Thursday, January 05, 2006

Voucher caps and MPS, Part III

Sarah Carr and Alan Borsuk report this morning on the effects of the voucher caps on choice schools. They particularly make the point that the impact would be greatest on well-established schools, since they would be least able to exaggerate the likely number of students.

Until reading the article I had forgotten that there were a large number of schools that never opened, but whose 5,500 claimed spaces would have been included in the count. After the reduction to stay within the cap, these schools would have been assigned about 2,500 spaces. Presumably at some point when it became clear the schools would not open the DPI would reallocate these spaces to schools likely to open. Thus MPS schools might find themselves losing an additional 2,500 students shortly before schools open in the fall. Added to the numbers mentioned in the earlier post, almost 4,000 students could disappear from projected enrollment well after school budgets were completed and staffing levels set.

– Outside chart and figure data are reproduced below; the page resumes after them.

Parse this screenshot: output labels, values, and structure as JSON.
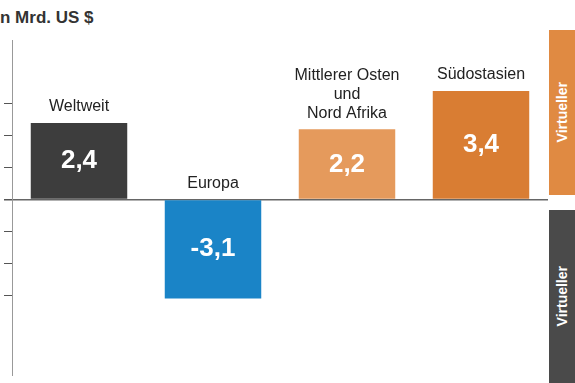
{
  "chart_data": {
    "type": "bar",
    "title": "n Mrd. US $",
    "categories": [
      "Weltweit",
      "Europa",
      [
        "Mittlerer Osten",
        "und",
        "Nord Afrika"
      ],
      "Südostasien"
    ],
    "values": [
      2.4,
      -3.1,
      2.2,
      3.4
    ],
    "value_labels": [
      "2,4",
      "-3,1",
      "2,2",
      "3,4"
    ],
    "colors": [
      "#3d3d3d",
      "#1a84c7",
      "#e59a5c",
      "#d97d33"
    ],
    "ylim": [
      -5.5,
      5
    ],
    "yticks": [
      -3,
      -2,
      -1,
      0,
      1,
      2,
      3
    ],
    "grid": false,
    "data_labels": true,
    "tick_labels": false,
    "annotations": [
      {
        "text": "Virtueller",
        "color": "#e08a42"
      },
      {
        "text": "Virtueller",
        "color": "#4a4a4a"
      }
    ]
  }
}
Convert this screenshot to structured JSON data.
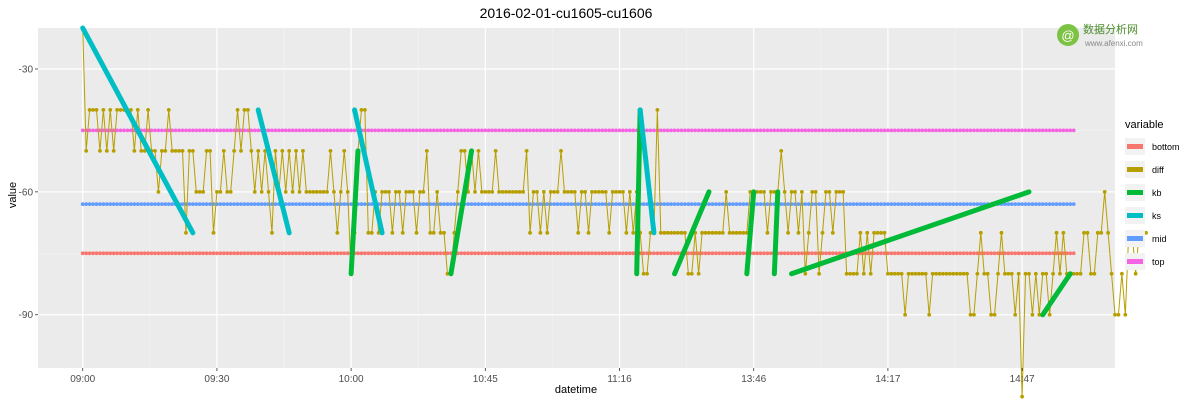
{
  "watermark": {
    "name": "数据分析网",
    "url": "www.afenxi.com",
    "accent": "#7cc243"
  },
  "chart_data": {
    "type": "line",
    "title": "2016-02-01-cu1605-cu1606",
    "xlabel": "datetime",
    "ylabel": "value",
    "ylim": [
      -103,
      -20
    ],
    "y_ticks": [
      -30,
      -60,
      -90
    ],
    "x_tick_labels": [
      "09:00",
      "09:30",
      "10:00",
      "10:45",
      "11:16",
      "13:46",
      "14:17",
      "14:47"
    ],
    "x_tick_positions": [
      0,
      39,
      78,
      117,
      156,
      195,
      234,
      273
    ],
    "x_range": [
      -13,
      300
    ],
    "grid": true,
    "legend": {
      "title": "variable",
      "position": "right",
      "entries": [
        {
          "name": "bottom",
          "color": "#F8766D"
        },
        {
          "name": "diff",
          "color": "#B79F00"
        },
        {
          "name": "kb",
          "color": "#00BA38"
        },
        {
          "name": "ks",
          "color": "#00BFC4"
        },
        {
          "name": "mid",
          "color": "#619CFF"
        },
        {
          "name": "top",
          "color": "#F564E3"
        }
      ]
    },
    "series": [
      {
        "name": "top",
        "color": "#F564E3",
        "style": "points",
        "x_start": 0,
        "x_end": 288,
        "value": -45
      },
      {
        "name": "mid",
        "color": "#619CFF",
        "style": "points",
        "x_start": 0,
        "x_end": 288,
        "value": -63
      },
      {
        "name": "bottom",
        "color": "#F8766D",
        "style": "points",
        "x_start": 0,
        "x_end": 288,
        "value": -75
      },
      {
        "name": "diff",
        "color": "#B79F00",
        "style": "line+points",
        "values": [
          -20,
          -50,
          -40,
          -40,
          -40,
          -50,
          -40,
          -50,
          -40,
          -50,
          -40,
          -40,
          -40,
          -40,
          -40,
          -50,
          -40,
          -50,
          -50,
          -40,
          -50,
          -50,
          -60,
          -50,
          -50,
          -40,
          -50,
          -50,
          -50,
          -50,
          -70,
          -50,
          -50,
          -60,
          -60,
          -60,
          -50,
          -50,
          -70,
          -60,
          -60,
          -50,
          -60,
          -60,
          -50,
          -40,
          -50,
          -40,
          -40,
          -50,
          -60,
          -50,
          -60,
          -50,
          -60,
          -70,
          -50,
          -60,
          -50,
          -60,
          -50,
          -60,
          -50,
          -60,
          -50,
          -60,
          -60,
          -60,
          -60,
          -60,
          -60,
          -60,
          -50,
          -60,
          -70,
          -60,
          -50,
          -60,
          -80,
          -70,
          -50,
          -40,
          -40,
          -70,
          -70,
          -60,
          -70,
          -60,
          -60,
          -60,
          -70,
          -60,
          -60,
          -70,
          -60,
          -60,
          -60,
          -70,
          -60,
          -60,
          -50,
          -70,
          -70,
          -60,
          -70,
          -70,
          -80,
          -80,
          -70,
          -60,
          -50,
          -50,
          -60,
          -50,
          -60,
          -50,
          -60,
          -60,
          -60,
          -60,
          -50,
          -60,
          -60,
          -60,
          -60,
          -60,
          -60,
          -60,
          -60,
          -50,
          -70,
          -60,
          -60,
          -70,
          -60,
          -70,
          -60,
          -60,
          -60,
          -50,
          -60,
          -60,
          -60,
          -60,
          -70,
          -60,
          -60,
          -70,
          -60,
          -60,
          -60,
          -60,
          -60,
          -70,
          -60,
          -60,
          -60,
          -60,
          -70,
          -60,
          -70,
          -60,
          -70,
          -80,
          -80,
          -70,
          -70,
          -40,
          -70,
          -70,
          -70,
          -70,
          -70,
          -70,
          -70,
          -70,
          -80,
          -80,
          -70,
          -80,
          -70,
          -70,
          -70,
          -70,
          -70,
          -70,
          -70,
          -60,
          -70,
          -70,
          -70,
          -70,
          -70,
          -70,
          -60,
          -60,
          -60,
          -60,
          -60,
          -70,
          -60,
          -60,
          -60,
          -50,
          -60,
          -70,
          -60,
          -60,
          -70,
          -60,
          -80,
          -70,
          -60,
          -60,
          -80,
          -70,
          -60,
          -60,
          -70,
          -60,
          -60,
          -60,
          -80,
          -80,
          -80,
          -80,
          -70,
          -80,
          -70,
          -80,
          -70,
          -70,
          -70,
          -70,
          -80,
          -80,
          -80,
          -80,
          -80,
          -90,
          -80,
          -80,
          -80,
          -80,
          -80,
          -80,
          -90,
          -80,
          -80,
          -80,
          -80,
          -80,
          -80,
          -80,
          -80,
          -80,
          -80,
          -80,
          -90,
          -90,
          -80,
          -70,
          -80,
          -80,
          -90,
          -90,
          -80,
          -70,
          -80,
          -80,
          -80,
          -90,
          -80,
          -110,
          -80,
          -80,
          -90,
          -80,
          -90,
          -80,
          -80,
          -90,
          -80,
          -70,
          -80,
          -70,
          -80,
          -80,
          -80,
          -80,
          -80,
          -70,
          -70,
          -80,
          -80,
          -70,
          -70,
          -60,
          -70,
          -80,
          -90,
          -90,
          -80,
          -90,
          -70,
          -70,
          -80,
          -70,
          -70,
          -70
        ]
      },
      {
        "name": "kb",
        "color": "#00BA38",
        "style": "thick-segments",
        "segments": [
          [
            [
              78,
              -80
            ],
            [
              80,
              -50
            ]
          ],
          [
            [
              107,
              -80
            ],
            [
              113,
              -50
            ]
          ],
          [
            [
              161,
              -80
            ],
            [
              162,
              -40
            ]
          ],
          [
            [
              172,
              -80
            ],
            [
              182,
              -60
            ]
          ],
          [
            [
              193,
              -80
            ],
            [
              195,
              -60
            ]
          ],
          [
            [
              201,
              -80
            ],
            [
              202,
              -60
            ]
          ],
          [
            [
              206,
              -80
            ],
            [
              275,
              -60
            ]
          ],
          [
            [
              279,
              -90
            ],
            [
              287,
              -80
            ]
          ]
        ]
      },
      {
        "name": "ks",
        "color": "#00BFC4",
        "style": "thick-segments",
        "segments": [
          [
            [
              0,
              -20
            ],
            [
              32,
              -70
            ]
          ],
          [
            [
              51,
              -40
            ],
            [
              60,
              -70
            ]
          ],
          [
            [
              79,
              -40
            ],
            [
              87,
              -70
            ]
          ],
          [
            [
              162,
              -40
            ],
            [
              166,
              -70
            ]
          ]
        ]
      }
    ]
  }
}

Another way of looking at this is that about 200 teaching positions would suddenly disappear. MPS has always had a challenge hiring the right number of teachers for the fall. This would only make the situation more difficult.

The article makes a couple of other interesting points:
  1. DPI is clear that it will not try to verify the estimates supplied by the schools.
  2. DPI is not clear as to when, or whether, it will reallocate unused seats.